A isto acresce ainda a atual incerteza com as receitas do IVA. A UTAO lembra, como já foi reclamado por alguns partidos da oposição, que nas contas da execução orçamental até junho está inscrito um valor de reembolsos muito abaixo do verificado em 2014.

Segundo as contas da Direção-Geral do Orçamento, o fisco pagou menos 260 milhões de euros em reembolsos de impostos indiretos até junho. Uma queda de 10,9% face ao que acontecia em 2014, e que ajuda a empolar a receita com este imposto.

As razões poderão estar relacionadas, como já o disseram outras instituições (como o Conselho das Finanças Públicas), com um despacho que faz depender os reembolsos de IVA da comunicação eletrónica de todas as faturas e da inexistência entre os valores comunicados e os valores declarados, e a ainda da verificação do sistema e-fatura.

Estas alterações, diz a UTAO, podem fazer com que seja difícil prever qual será o valor de reembolsos deste imposto até ao final do ano.

O Ministério das Finanças veio entretanto esclarecer que uma parte do crescimento previsto com a receita do IVA resulta de um controlo mais rigoroso dos reembolsos, sendo por isso,” expectável que os reembolsos de IVA em 2015 sejam reduzidos face aos níveis verificados em anos anteriores, em resultado das novas regras legais e operacionais de controlo, inspeção e correção fiscal destes reembolsos”.
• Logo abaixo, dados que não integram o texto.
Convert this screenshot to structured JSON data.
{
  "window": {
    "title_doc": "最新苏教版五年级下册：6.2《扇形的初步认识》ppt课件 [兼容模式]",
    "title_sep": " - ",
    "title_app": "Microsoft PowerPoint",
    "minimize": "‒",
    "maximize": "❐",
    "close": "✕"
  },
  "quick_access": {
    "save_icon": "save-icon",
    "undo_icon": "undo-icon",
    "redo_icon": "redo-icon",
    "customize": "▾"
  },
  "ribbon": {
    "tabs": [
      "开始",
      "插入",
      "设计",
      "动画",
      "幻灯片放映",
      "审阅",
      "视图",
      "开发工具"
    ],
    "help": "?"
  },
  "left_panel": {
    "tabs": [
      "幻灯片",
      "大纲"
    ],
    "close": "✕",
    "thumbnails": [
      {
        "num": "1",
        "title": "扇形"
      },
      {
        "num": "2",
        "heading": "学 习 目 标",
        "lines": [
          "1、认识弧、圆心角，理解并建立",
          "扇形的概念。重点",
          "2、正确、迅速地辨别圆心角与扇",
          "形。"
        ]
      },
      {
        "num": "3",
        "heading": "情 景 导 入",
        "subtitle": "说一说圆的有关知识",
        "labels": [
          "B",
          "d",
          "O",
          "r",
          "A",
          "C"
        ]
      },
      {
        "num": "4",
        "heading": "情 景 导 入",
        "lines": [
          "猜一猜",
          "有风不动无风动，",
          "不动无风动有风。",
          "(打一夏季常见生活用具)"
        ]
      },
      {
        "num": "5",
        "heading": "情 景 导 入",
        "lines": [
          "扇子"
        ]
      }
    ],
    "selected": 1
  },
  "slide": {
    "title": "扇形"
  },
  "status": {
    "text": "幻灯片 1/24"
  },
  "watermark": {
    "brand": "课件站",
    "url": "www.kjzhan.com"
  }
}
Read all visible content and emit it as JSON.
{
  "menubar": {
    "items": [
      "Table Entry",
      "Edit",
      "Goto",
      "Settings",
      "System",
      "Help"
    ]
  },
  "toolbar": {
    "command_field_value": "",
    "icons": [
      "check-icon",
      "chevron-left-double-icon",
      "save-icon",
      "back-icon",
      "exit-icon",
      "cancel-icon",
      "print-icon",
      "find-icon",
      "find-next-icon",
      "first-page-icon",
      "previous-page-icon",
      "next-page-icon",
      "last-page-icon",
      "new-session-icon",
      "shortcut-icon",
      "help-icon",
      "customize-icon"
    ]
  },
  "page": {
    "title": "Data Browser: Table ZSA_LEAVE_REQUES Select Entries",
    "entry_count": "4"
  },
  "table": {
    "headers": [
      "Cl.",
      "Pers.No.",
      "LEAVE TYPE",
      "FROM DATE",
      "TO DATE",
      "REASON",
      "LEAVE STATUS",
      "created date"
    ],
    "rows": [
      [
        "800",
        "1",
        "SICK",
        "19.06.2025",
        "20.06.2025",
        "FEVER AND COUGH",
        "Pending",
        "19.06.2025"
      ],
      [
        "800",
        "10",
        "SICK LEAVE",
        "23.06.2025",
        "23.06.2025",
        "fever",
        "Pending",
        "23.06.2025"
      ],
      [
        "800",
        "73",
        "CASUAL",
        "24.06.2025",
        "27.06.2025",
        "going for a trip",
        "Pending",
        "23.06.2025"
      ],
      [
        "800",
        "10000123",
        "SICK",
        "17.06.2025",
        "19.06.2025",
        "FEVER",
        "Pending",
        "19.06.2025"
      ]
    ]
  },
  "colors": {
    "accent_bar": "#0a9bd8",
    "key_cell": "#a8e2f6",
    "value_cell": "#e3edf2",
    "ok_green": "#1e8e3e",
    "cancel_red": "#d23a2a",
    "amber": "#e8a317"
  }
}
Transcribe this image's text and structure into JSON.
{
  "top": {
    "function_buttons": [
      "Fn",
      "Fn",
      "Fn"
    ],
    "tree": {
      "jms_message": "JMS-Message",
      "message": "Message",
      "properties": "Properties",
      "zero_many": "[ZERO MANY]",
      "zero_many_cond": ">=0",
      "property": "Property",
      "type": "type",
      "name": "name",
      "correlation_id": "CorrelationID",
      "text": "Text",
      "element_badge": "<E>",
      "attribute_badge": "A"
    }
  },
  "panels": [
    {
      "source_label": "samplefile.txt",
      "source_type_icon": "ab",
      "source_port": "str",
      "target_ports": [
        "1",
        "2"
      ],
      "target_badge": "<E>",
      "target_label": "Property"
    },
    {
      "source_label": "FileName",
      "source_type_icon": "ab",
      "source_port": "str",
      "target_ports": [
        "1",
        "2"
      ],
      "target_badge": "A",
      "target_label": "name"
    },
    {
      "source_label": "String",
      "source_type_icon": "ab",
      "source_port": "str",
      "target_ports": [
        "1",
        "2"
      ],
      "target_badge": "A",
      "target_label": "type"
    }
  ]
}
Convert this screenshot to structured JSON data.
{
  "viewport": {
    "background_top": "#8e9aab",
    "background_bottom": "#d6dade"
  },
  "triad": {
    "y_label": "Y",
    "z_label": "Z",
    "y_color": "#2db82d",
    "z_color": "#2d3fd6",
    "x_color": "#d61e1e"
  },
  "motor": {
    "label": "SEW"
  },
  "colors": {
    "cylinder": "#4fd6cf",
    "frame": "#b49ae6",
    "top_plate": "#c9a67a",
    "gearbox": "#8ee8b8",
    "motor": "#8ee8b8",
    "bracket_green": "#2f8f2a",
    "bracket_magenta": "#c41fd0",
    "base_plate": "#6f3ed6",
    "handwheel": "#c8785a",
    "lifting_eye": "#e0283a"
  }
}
As Finanças consideram que “não têm fundamento comparações do ritmo de pagamento dos reembolsos este ano com os níveis do ano passado (e de anos anteriores), uma vez que as circunstâncias legais e operacionais aplicáveis aos reembolsos do IVA se alteraram profundamente, conforme a UTAO reconhece no seu relatório (ponto 6. da página 2).”

E asseguram que, apesar do maior rigor no controlo dos reembolsos do regime mensal, grande parte dos montantes pagos está abaixo dos prazos previstos na lei.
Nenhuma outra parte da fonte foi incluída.